Comment casser la légende de ce Général adulé par toute une famille ?
Ce héros, cet homme formidable, cet homme si généreux, si intelligent et si atypique …
Je savais que l’on me dirait que ce n’était pas grave, qu’il ne m’a rien fait dans le fond et qui sait si je ne me suis pas fait des idées…
C’était vrai, c’était violent et je ne me suis pas fait des idées.
En 1983, 16 années plus tard, il est hospitalisé en fin de vie.
Je suis de passage à Paris et mon oncle (donc un de ses fils) me propose qu’on lui rende visite.
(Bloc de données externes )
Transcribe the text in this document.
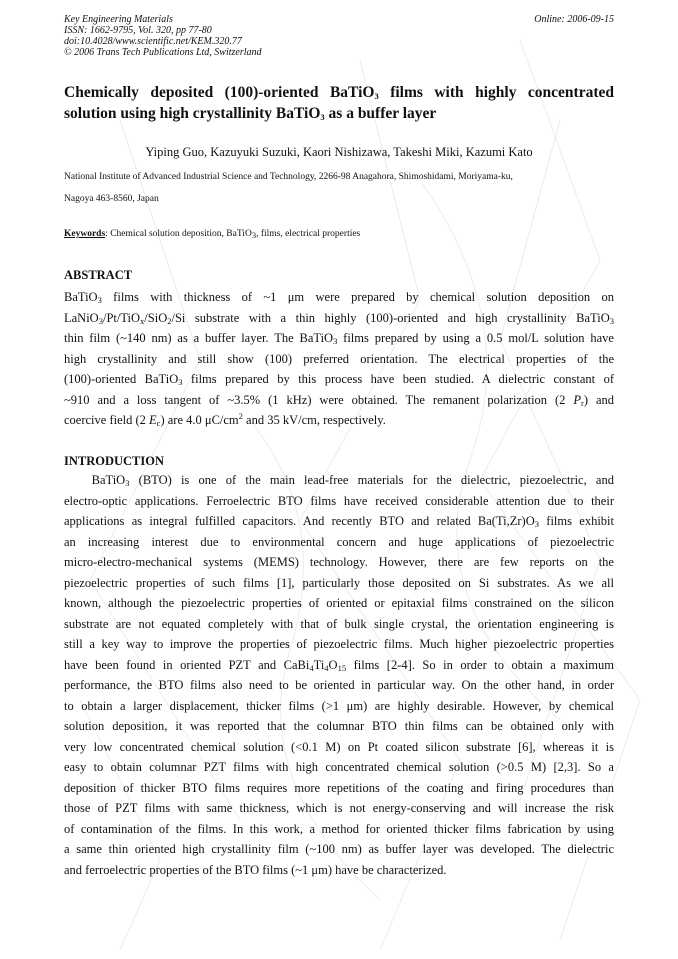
Key Engineering Materials
ISSN: 1662-9795, Vol. 320, pp 77-80
doi:10.4028/www.scientific.net/KEM.320.77
© 2006 Trans Tech Publications Ltd, Switzerland
Online: 2006-09-15
Chemically deposited (100)-oriented BaTiO$_3$ films with highly concentrated solution using high crystallinity BaTiO$_3$ as a buffer layer
Yiping Guo, Kazuyuki Suzuki, Kaori Nishizawa, Takeshi Miki, Kazumi Kato
National Institute of Advanced Industrial Science and Technology, 2266-98 Anagahora, Shimoshidami, Moriyama-ku,
Nagoya 463-8560, Japan
Keywords: Chemical solution deposition, BaTiO$_3$, films, electrical properties
ABSTRACT
BaTiO$_3$ films with thickness of ~1 μm were prepared by chemical solution deposition on
LaNiO$_3$/Pt/TiO$_x$/SiO$_2$/Si substrate with a thin highly (100)-oriented and high crystallinity BaTiO$_3$
thin film (~140 nm) as a buffer layer. The BaTiO$_3$ films prepared by using a 0.5 mol/L solution have
high crystallinity and still show (100) preferred orientation. The electrical properties of the
(100)-oriented BaTiO$_3$ films prepared by this process have been studied. A dielectric constant of
~910 and a loss tangent of ~3.5% (1 kHz) were obtained. The remanent polarization (2 $P_r$) and
coercive field (2 $E_c$) are 4.0 $\mu C/cm^2$ and 35 kV/cm, respectively.
INTRODUCTION
BaTiO$_3$ (BTO) is one of the main lead-free materials for the dielectric, piezoelectric, and
electro-optic applications. Ferroelectric BTO films have received considerable attention due to their
applications as integral fulfilled capacitors. And recently BTO and related $Ba(Ti,Zr)O_3$ films exhibit
an increasing interest due to environmental concern and huge applications of piezoelectric
micro-electro-mechanical systems (MEMS) technology. However, there are few reports on the
piezoelectric properties of such films [1], particularly those deposited on Si substrates. As we all
known, although the piezoelectric properties of oriented or epitaxial films constrained on the silicon
substrate are not equated completely with that of bulk single crystal, the orientation engineering is
still a key way to improve the properties of piezoelectric films. Much higher piezoelectric properties
have been found in oriented PZT and $CaBi_4Ti_4O_{15}$ films [2-4]. So in order to obtain a maximum
performance, the BTO films also need to be oriented in particular way. On the other hand, in order
to obtain a larger displacement, thicker films (>1 μm) are highly desirable. However, by chemical
solution deposition, it was reported that the columnar BTO thin films can be obtained only with
very low concentrated chemical solution (<0.1 M) on Pt coated silicon substrate [6], whereas it is
easy to obtain columnar PZT films with high concentrated chemical solution (>0.5 M) [2,3]. So a
deposition of thicker BTO films requires more repetitions of the coating and firing procedures than
those of PZT films with same thickness, which is not energy-conserving and will increase the risk
of contamination of the films. In this work, a method for oriented thicker films fabrication by using
a same thin oriented high crystallinity film (~100 nm) as buffer layer was developed. The dielectric
and ferroelectric properties of the BTO films (~1 μm) have be characterized.
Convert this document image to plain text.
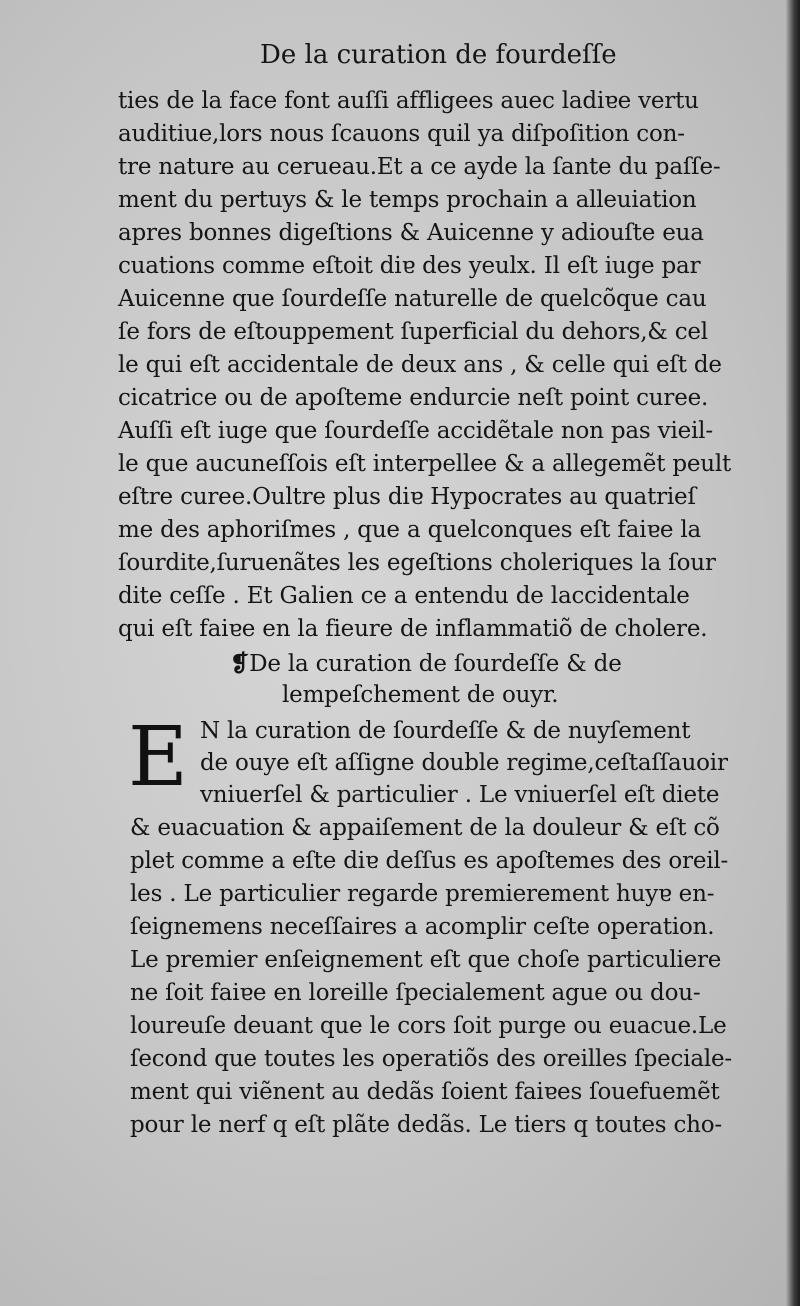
De la curation de fourdeſſe
ties de la face font auſſi affligees auec ladiɐe vertu
auditiue,lors nous ſcauons quil ya diſpoſition con-
tre nature au cerueau.Et a ce ayde la ſante du paſſe-
ment du pertuys & le temps prochain a alleuiation
apres bonnes digeſtions & Auicenne y adiouſte eua
cuations comme eſtoit diɐ des yeulx. Il eſt iuge par
Auicenne que ſourdeſſe naturelle de quelcõque cau
ſe fors de eſtouppement ſuperficial du dehors,& cel
le qui eſt accidentale de deux ans , & celle qui eſt de
cicatrice ou de apoſteme endurcie neſt point curee.
Auſſi eſt iuge que ſourdeſſe accidẽtale non pas vieil-
le que aucuneſſois eſt interpellee & a allegemẽt peult
eſtre curee.Oultre plus diɐ Hypocrates au quatrieſ
me des aphoriſmes , que a quelconques eſt faiɐe la
ſourdite,ſuruenãtes les egeſtions choleriques la ſour
dite ceſſe . Et Galien ce a entendu de laccidentale
qui eſt faiɐe en la fieure de inflammatiõ de cholere.
❡De la curation de ſourdeſſe & de
lempeſchement de ouyr.
E N la curation de ſourdeſſe & de nuyſement
de ouye eſt aſſigne double regime,ceſtaſſauoir
vniuerſel & particulier . Le vniuerſel eſt diete
& euacuation & appaiſement de la douleur & eſt cõ
plet comme a eſte diɐ deſſus es apoſtemes des oreil-
les . Le particulier regarde premierement huyɐ en-
ſeignemens neceſſaires a acomplir ceſte operation.
Le premier enſeignement eſt que choſe particuliere
ne ſoit faiɐe en loreille ſpecialement ague ou dou-
loureuſe deuant que le cors ſoit purge ou euacue.Le
ſecond que toutes les operatiõs des oreilles ſpeciale-
ment qui viẽnent au dedãs ſoient faiɐes ſouefuemẽt
pour le nerf q eſt plãte dedãs. Le tiers q toutes cho-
Il me dit que c’est sans doute la dernière occasion de le voir.
Je ne veux pas.
Il ne comprend pas et insiste.
Je ne veux pas.
Je voudrais lui expliquer, lui raconter et je ne le fais pas.
Comment lui parler de son père de cette manière ?
Pas le courage de lui dévoiler cette facette.
Je ne veux pas lui faire de la peine.
Je ne dirai rien.
C’est indicible.
Et je laisserai le Général pisseux à ses infirmières.